A compatible runtime loads lightweight metadata before deciding whether to activate the full package contract or one of its local skills. That metadata typically includes:
  • package name
  • slug
  • description
  • version
  • key command signals
The description is often the most signal-dense field in that metadata. Runtimes use it to decide whether a package is relevant to the current task.

Write descriptions around intent

Good descriptions explain when the package matters, not just what file it is.
Write your description as if a runtime is scanning a catalog of packages and needs to know in one sentence whether yours applies to the current task.
Prefer:
description: Persistent to-do list operated through a JSON-first CLI with explicit confirmation for destructive actions.
Over:
description: To-do app.
The stronger description communicates:
  • the work context (persistent to-do list)
  • the command style (JSON-first CLI)
  • a relevant safety constraint (explicit confirmation for destructive actions)
Useful patterns for stronger descriptions:
  • describe the work context
  • mention the kind of tasks the package supports
  • include adjacent signals such as safety constraints, state model, or command style
  • keep it concise enough to stay readable in a catalog
Descriptions that name the application but omit what it does cause the most misses. A name alone is rarely enough for a runtime to activate the right package in context.

Design trigger evals

Test your descriptions with realistic prompts and planning situations. For each test case, label it should_trigger or should_not_trigger. Examples:
PromptExpected
Inspect a local app package and explain which CLI commands mutate stateshould_trigger for the application package
Summarize this static Markdown fileshould_not_trigger for a whole application package
Safely remove an item from the to-do app after user confirmationshould_trigger for both the package and its local usage skill
The most valuable negative tests are near-misses: prompts that share vocabulary with the package but do not actually need it activated.
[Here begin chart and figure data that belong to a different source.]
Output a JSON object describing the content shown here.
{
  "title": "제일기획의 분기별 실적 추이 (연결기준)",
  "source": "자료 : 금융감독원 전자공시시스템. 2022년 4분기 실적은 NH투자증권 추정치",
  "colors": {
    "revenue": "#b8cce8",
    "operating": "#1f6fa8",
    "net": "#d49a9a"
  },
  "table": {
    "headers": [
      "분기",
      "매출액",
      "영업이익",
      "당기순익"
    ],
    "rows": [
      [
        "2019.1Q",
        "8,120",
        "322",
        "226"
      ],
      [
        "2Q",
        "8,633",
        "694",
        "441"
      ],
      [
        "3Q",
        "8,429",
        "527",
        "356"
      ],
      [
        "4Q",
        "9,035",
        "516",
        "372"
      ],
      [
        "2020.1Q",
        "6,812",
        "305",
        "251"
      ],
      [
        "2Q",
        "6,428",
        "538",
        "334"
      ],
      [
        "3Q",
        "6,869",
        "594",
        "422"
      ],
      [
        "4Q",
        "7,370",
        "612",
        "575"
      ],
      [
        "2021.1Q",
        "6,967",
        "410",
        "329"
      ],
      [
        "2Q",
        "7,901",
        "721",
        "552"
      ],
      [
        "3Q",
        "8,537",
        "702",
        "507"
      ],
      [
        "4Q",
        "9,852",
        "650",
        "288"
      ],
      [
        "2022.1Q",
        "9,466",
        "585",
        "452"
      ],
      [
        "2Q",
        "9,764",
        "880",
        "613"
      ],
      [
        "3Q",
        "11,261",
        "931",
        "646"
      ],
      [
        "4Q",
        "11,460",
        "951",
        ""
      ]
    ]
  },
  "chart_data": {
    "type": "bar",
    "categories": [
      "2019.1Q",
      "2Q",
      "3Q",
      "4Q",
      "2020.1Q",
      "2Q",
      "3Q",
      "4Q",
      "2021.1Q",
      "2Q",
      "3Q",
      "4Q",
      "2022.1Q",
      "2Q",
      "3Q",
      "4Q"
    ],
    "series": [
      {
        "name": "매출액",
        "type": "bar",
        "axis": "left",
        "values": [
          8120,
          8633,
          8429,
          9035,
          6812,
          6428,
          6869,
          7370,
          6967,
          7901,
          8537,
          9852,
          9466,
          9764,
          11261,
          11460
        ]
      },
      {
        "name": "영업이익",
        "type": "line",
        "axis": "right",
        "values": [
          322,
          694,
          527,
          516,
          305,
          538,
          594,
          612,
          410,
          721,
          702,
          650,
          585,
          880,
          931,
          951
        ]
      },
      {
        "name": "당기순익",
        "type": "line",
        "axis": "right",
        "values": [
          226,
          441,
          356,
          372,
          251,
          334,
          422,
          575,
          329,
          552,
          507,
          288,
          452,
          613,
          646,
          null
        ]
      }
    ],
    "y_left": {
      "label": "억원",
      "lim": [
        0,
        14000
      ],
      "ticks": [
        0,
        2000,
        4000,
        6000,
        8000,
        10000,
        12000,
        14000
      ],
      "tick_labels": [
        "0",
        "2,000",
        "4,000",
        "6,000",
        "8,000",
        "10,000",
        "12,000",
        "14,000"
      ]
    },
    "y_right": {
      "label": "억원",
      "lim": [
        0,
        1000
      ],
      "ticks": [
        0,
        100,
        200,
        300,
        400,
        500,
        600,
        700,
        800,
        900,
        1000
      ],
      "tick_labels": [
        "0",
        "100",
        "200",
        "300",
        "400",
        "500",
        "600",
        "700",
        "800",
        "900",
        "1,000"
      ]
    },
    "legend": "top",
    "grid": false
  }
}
Measure false positives and misses

For each test case, check whether the runtime:
  • surfaced the right package or skill
  • avoided loading unrelated packages
  • respected the difference between the base application contract and local operating guidance
Run each case multiple times if the underlying model behavior is nondeterministic. A single passing run does not confirm consistent behavior.

Iterate without overfitting

Use a train and validation split when improving descriptions:
  1. Revise descriptions based on train-set failures.
  2. Keep the validation set untouched.
  3. Choose the version that generalizes best across both sets.
Avoid stuffing specific keywords from failed prompts into the description. That tends to overfit to the failure rather than fixing the underlying gap in how the description communicates intent.
Fix the broader concept instead. If a prompt about confirmation-required commands keeps missing, add a clear signal about your safety model rather than copying words from the failing prompt.

Common failure modes

These patterns cause the most discovery problems in practice:
  • descriptions that name the application but not the tasks it supports
  • descriptions that omit the JSON-first or confirmation-sensitive parts of the contract
  • descriptions that blur the boundary between APP.md and local skills
  • descriptions that are too generic to distinguish one package from another
When both packages and local skills are discoverable, precision matters more than keyword density. A focused description outperforms a longer one that covers everything loosely.